A savvy mom helped the police arrest a sex offender who was trying to arrange a meeting with her young daughter. The mother, whose daughter is under 15 years old and wishes to remain anonymous, was monitoring her daughter’s Facebook page when she spotted messages from an older man she didn’t know, according to ABC10 News.
“The messages at first were about trying to meet; [they] seemed innocuous,” Robert Winn, a police lieutenant in Colonie, N.Y., told ABC10 News Monday.
The mom responded to the messages to find out more about who this man was. He wrote back right away, thinking he was emailing with her daughter, and his messages quickly became sexual in nature. The mom did some sleuthing to find out more about him and discovered that the man, Dennis Williams, 33, of Nassau, N.Y., was not only using his real name, but that he’s also a level 2 sex offender. Williams was convicted of attempting to distribute indecent material to a minor in 2009, according to ABC10 News.
The mom called the police, who then set up a sting operation. Investigators pretended to be the mom’s daughter and contacted Williams under the guise of meeting for a sexual encounter. Williams then texted nude photos of himself to what he thought was the daughter. When Williams showed up at the meeting point, he was arrested and is currently in jail without bail.
Police are giving the mom kudos for keeping a close eye on her daughter’s social media account. “They have a good enough relationship where the mom was monitoring her Internet activities,” Winn said, “and in this case, it prevented what could have possibly been a very bad decision on her part, as well as a criminal act on his.”
Winn is asking other parents to be on alert since the young daughter wasn’t the only one the sex offender reached out to. “That day he sent the message to her, he sent the same message to hundreds of other girls, and they were friends of hers or friends of friends, and that’s how he got her name.”
Added Winn: “His intent that day was to have sex with an underage female, and we prevented that from happening.”
Mary Kay Hoal, an expert in children’s online safety and president of Yoursphere Media, which publishes a social network for kids, applauds what the mom did to protect her daughter. “She was digitally educated, aware, and involved in what her daughter was doing,” Hoal tells Yahoo Parenting.
To keep kids safe online, Hoal recommends that parents have an ongoing, open conversation with their children and teens about their social media activity, including monitoring their accounts and talking to them about the risks of interacting with strangers online. “One of the major things a parent can do is limit who their children or teens are connected with — who is following them and who are they friends with online?” suggests Hoal. “They should only be connected with people they’ve met in real life and that they know.”

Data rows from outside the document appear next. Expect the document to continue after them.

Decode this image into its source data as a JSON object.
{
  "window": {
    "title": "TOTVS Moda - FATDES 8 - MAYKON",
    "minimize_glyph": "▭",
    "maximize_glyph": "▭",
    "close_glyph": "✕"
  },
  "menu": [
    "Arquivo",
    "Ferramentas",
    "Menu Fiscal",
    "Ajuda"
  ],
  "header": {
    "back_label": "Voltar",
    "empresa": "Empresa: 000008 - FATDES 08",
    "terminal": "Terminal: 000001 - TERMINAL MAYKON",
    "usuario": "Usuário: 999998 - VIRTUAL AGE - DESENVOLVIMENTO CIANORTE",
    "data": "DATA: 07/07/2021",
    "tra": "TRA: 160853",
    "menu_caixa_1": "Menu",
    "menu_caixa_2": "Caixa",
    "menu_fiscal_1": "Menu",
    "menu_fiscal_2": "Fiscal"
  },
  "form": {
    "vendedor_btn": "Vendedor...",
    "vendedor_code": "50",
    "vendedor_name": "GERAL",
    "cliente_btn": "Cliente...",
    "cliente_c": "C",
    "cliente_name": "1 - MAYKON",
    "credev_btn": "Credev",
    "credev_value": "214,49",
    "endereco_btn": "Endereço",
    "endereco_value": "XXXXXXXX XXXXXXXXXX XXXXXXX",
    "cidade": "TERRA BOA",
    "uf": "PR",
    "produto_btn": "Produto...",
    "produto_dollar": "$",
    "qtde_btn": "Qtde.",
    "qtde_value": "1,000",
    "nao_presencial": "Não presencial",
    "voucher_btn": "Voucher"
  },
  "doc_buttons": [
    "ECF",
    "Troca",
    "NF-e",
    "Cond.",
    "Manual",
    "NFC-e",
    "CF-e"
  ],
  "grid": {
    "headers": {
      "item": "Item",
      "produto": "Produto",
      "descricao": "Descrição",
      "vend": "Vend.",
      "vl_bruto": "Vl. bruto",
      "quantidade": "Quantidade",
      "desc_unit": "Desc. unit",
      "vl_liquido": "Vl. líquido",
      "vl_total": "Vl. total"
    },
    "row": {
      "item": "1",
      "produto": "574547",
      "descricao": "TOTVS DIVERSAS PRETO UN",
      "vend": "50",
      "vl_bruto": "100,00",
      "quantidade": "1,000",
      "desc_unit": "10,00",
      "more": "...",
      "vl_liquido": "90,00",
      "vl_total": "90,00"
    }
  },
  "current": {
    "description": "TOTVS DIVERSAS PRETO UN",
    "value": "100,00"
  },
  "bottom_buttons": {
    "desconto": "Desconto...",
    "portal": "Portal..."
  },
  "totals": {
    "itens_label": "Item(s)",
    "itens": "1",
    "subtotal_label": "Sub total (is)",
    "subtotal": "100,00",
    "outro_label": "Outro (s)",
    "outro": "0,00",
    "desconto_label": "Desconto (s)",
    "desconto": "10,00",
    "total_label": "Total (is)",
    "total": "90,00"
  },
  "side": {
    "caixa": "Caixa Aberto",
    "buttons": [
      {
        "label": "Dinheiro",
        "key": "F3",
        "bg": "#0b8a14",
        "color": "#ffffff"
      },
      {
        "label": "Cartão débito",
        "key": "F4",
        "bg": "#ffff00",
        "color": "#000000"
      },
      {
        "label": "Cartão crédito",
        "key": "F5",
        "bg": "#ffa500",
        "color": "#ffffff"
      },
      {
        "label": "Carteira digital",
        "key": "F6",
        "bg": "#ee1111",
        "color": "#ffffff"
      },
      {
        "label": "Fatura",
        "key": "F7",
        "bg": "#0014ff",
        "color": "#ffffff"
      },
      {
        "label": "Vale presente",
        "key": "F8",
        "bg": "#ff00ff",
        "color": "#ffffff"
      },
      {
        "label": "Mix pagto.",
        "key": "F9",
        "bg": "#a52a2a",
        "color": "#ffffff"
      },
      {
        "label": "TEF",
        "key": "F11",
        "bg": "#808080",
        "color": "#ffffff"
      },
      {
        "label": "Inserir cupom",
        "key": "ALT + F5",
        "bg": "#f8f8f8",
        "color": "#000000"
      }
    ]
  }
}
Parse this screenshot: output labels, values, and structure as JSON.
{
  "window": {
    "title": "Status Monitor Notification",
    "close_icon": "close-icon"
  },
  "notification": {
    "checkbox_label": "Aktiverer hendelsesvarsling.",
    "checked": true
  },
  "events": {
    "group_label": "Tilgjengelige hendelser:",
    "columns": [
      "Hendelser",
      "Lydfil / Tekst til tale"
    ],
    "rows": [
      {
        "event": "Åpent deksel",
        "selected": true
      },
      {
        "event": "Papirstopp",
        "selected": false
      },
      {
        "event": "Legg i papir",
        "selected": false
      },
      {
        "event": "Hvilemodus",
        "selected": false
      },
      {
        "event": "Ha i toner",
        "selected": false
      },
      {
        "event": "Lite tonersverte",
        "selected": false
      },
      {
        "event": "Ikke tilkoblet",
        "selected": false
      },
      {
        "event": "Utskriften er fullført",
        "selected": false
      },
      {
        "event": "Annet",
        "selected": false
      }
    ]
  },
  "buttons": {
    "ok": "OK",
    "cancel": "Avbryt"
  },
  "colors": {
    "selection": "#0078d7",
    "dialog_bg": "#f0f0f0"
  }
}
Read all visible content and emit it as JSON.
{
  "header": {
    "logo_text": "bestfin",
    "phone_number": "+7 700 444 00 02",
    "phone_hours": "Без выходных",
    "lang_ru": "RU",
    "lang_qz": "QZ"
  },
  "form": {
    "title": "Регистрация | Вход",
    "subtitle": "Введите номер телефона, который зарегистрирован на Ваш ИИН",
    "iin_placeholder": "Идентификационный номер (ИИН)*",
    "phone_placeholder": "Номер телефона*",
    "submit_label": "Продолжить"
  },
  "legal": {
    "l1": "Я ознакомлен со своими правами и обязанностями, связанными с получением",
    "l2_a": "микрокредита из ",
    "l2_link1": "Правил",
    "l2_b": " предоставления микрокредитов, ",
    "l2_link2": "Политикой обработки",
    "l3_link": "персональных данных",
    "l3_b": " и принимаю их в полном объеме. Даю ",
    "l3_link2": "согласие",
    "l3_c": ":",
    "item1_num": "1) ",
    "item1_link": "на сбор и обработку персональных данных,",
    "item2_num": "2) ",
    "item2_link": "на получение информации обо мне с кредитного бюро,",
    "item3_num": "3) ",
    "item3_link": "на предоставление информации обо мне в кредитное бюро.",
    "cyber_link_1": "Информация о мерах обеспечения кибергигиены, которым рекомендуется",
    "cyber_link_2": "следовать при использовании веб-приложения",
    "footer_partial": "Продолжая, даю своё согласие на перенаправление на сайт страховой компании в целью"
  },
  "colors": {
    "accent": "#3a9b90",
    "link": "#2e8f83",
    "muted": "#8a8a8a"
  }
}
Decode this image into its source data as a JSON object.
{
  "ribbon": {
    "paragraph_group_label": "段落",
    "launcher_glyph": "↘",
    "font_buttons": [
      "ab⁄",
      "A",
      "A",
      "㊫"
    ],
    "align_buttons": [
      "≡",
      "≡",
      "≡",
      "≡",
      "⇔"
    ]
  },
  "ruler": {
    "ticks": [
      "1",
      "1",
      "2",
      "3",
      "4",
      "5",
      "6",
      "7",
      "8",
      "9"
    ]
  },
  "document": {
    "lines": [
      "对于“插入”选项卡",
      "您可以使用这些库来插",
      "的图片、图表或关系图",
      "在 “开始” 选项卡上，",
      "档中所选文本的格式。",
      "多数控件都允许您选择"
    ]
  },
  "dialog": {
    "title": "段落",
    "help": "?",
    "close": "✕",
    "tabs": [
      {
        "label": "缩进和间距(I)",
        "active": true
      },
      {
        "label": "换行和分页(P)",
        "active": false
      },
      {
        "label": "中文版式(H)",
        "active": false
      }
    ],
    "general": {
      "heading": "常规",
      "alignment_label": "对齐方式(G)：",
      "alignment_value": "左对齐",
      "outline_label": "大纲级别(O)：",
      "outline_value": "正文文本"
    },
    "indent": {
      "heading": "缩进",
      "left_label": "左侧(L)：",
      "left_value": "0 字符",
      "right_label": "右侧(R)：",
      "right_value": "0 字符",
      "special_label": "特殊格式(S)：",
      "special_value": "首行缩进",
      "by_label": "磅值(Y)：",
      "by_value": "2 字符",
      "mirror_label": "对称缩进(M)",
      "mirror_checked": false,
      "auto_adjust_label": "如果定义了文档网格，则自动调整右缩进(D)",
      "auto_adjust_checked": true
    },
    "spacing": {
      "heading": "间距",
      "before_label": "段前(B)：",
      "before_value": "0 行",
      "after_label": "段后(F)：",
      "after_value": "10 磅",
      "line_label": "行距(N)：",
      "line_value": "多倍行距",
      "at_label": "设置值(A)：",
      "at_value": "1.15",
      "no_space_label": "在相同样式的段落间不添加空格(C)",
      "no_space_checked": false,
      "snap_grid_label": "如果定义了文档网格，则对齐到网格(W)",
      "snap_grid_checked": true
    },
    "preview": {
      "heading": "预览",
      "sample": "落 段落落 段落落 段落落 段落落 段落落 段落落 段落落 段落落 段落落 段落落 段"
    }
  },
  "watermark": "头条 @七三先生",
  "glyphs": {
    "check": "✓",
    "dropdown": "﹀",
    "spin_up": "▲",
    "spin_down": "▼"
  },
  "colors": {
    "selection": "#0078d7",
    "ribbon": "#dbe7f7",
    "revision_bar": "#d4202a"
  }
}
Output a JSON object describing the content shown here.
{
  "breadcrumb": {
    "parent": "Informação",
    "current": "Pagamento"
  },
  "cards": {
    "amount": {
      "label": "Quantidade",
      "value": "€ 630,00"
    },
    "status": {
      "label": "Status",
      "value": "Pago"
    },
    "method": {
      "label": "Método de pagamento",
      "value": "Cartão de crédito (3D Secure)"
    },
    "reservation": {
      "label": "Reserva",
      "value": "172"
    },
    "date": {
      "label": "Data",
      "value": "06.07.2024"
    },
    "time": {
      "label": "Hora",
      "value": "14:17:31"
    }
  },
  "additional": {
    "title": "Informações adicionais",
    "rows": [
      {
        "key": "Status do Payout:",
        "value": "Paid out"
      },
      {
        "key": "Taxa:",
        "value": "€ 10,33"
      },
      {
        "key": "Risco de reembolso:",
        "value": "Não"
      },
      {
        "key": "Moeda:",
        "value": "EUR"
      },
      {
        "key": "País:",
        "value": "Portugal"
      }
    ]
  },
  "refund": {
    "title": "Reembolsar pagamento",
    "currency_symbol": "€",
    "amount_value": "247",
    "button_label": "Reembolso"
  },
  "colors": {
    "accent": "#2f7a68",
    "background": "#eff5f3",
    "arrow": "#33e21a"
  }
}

She adds: “If you didn’t have your computer or phone in front of you, you wouldn’t be having these conversations with strangers. You wouldn’t be doing this in person, so you shouldn’t be doing it online.”
Hoal notes that monitoring children’s social media accounts on a regular basis requires a real time commitment. “If you’re giving them access [to the Internet], you have to be willing to spend time going through their friends and followers with them,” she says. “You can tell them, ‘I want to make sure these are people you know in real life to eliminate the risk of what happened to this teen and her mom and the sex offender contacting her.”
If your teen decides to ignore your social media rules, make sure there are consequences in place. “It’s your obligation as parents to make sure your child is safe and has learned to use social media responsibility,” she says.